2

Looking at using DRBD or a clustered files system to help with up-time when downtime strikes in a small business environment.

We currently use a server box for a file server using Linux and samba, then running the web server and Database in a VM. Was looking at adding a second server and putting the files and the VM onto the distributed file system. The base OS is more static and easily can be managed more manually (copy config files at time of change, copy base OS if needed from full backups, etc)

Question is about the fail over scenario if manually done. If server 1 goes down and fail over is manually done, is fail over completed by simply setting the static IP of server 2 to server 1 (again server 1 is down and would be in a state of needing repair), starting Samba, and starting the VM which would have the same static IP's as they had when running on server 1, and starting the backup services?

This sounds like a quick and simple process, almost too simple. Am I missing something? This could easily be automated as well through a script or something that someone with little proficiency could be directed to run in the event of a failure.

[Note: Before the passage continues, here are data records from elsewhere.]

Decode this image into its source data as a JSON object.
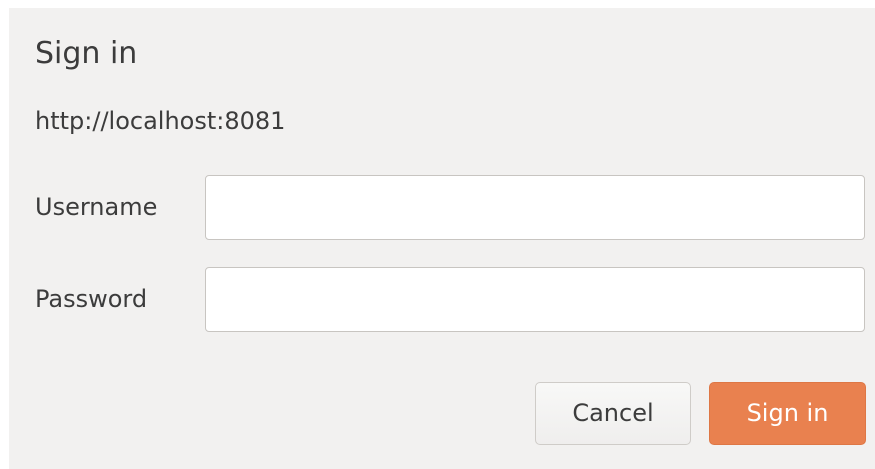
{
  "dialog": {
    "title": "Sign in",
    "url": "http://localhost:8081",
    "username": {
      "label": "Username",
      "value": ""
    },
    "password": {
      "label": "Password",
      "value": ""
    },
    "buttons": {
      "cancel_label": "Cancel",
      "signin_label": "Sign in"
    }
  },
  "colors": {
    "dialog_background": "#f2f1f0",
    "accent": "#e9814f",
    "text": "#3c3c3c"
  }
}
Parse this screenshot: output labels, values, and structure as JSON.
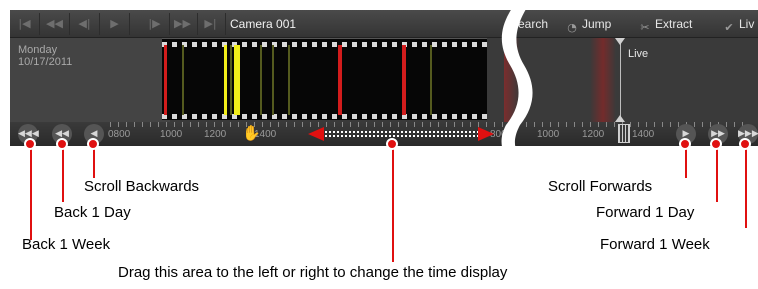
{
  "toolbar": {
    "playback_icons": [
      "skip-to-start-icon",
      "step-back-icon",
      "play-reverse-icon",
      "play-icon",
      "pause-step-icon",
      "fast-forward-icon",
      "skip-to-end-icon"
    ],
    "camera_name": "Camera 001",
    "search_label": "earch",
    "jump_label": "Jump",
    "extract_label": "Extract",
    "live_label": "Liv"
  },
  "timeline": {
    "day": "Monday",
    "date": "10/17/2011",
    "live_marker": "Live",
    "ticks_left": [
      "0800",
      "1000",
      "1200",
      "1400",
      "",
      "800"
    ],
    "ticks_right": [
      "1000",
      "1200",
      "1400"
    ],
    "colors": {
      "motion": "#d21c1c",
      "alarm": "#f2ee1a",
      "minor": "#545a1e"
    }
  },
  "callouts": {
    "scroll_backwards": "Scroll Backwards",
    "back_1_day": "Back 1 Day",
    "back_1_week": "Back 1 Week",
    "scroll_forwards": "Scroll Forwards",
    "forward_1_day": "Forward 1 Day",
    "forward_1_week": "Forward 1 Week",
    "drag_area": "Drag this area to the left or right to change the time display"
  }
}
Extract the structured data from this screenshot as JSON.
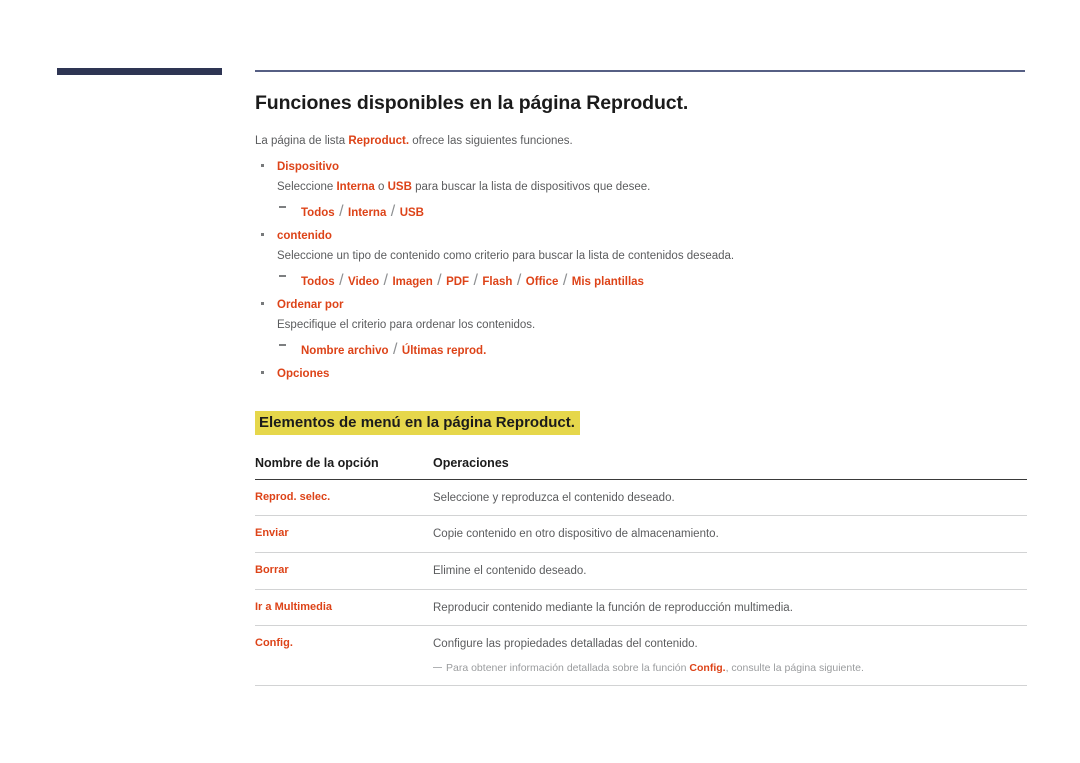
{
  "page": {
    "title": "Funciones disponibles en la página Reproduct.",
    "intro_prefix": "La página de lista ",
    "intro_term": "Reproduct.",
    "intro_suffix": " ofrece las siguientes funciones."
  },
  "bullets": [
    {
      "heading": "Dispositivo",
      "desc_prefix": "Seleccione ",
      "desc_term1": "Interna",
      "desc_mid": " o ",
      "desc_term2": "USB",
      "desc_suffix": " para buscar la lista de dispositivos que desee.",
      "options": [
        "Todos",
        "Interna",
        "USB"
      ]
    },
    {
      "heading": "contenido",
      "desc": "Seleccione un tipo de contenido como criterio para buscar la lista de contenidos deseada.",
      "options": [
        "Todos",
        "Video",
        "Imagen",
        "PDF",
        "Flash",
        "Office",
        "Mis plantillas"
      ]
    },
    {
      "heading": "Ordenar por",
      "desc": "Especifique el criterio para ordenar los contenidos.",
      "options": [
        "Nombre archivo",
        "Últimas reprod."
      ]
    },
    {
      "heading": "Opciones"
    }
  ],
  "section": {
    "highlight_title": "Elementos de menú en la página Reproduct."
  },
  "table": {
    "headers": {
      "name": "Nombre de la opción",
      "operations": "Operaciones"
    },
    "rows": [
      {
        "name": "Reprod. selec.",
        "operation": "Seleccione y reproduzca el contenido deseado."
      },
      {
        "name": "Enviar",
        "operation": "Copie contenido en otro dispositivo de almacenamiento."
      },
      {
        "name": "Borrar",
        "operation": "Elimine el contenido deseado."
      },
      {
        "name": "Ir a Multimedia",
        "operation": "Reproducir contenido mediante la función de reproducción multimedia."
      },
      {
        "name": "Config.",
        "operation": "Configure las propiedades detalladas del contenido.",
        "note_prefix": "Para obtener información detallada sobre la función ",
        "note_term": "Config.",
        "note_suffix": ", consulte la página siguiente."
      }
    ]
  },
  "colors": {
    "accent_red": "#dd4318",
    "highlight_yellow": "#e6d74b",
    "navy_bar": "#2e3553",
    "body_gray": "#5b5c5e"
  }
}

Down time if we have a hardware failure could easily be days without the support of on call IT support and the parts needed without a second server, but with the the second server, down time would be at the maximum a matter of hours (if no one is the office proficient enough to perform such operations, minutes if someone was)

Damon
  • 429
  • 2
  • 12

1 Answers1

3

The failover process you're describing is as simple as it is correct. Using DRBD is the key step to create redundancy, as you eliminate a single point of failure like a shared storage.

The current failover you're mentioned can be easily automated by Pacemaker/Corosync so that theres no need for manual intervention. I would this prefer to self-written scripts, as it also takes care about fencing unfunctional nodes, so that you don't run into a split brain scenario (which could screw up all your data).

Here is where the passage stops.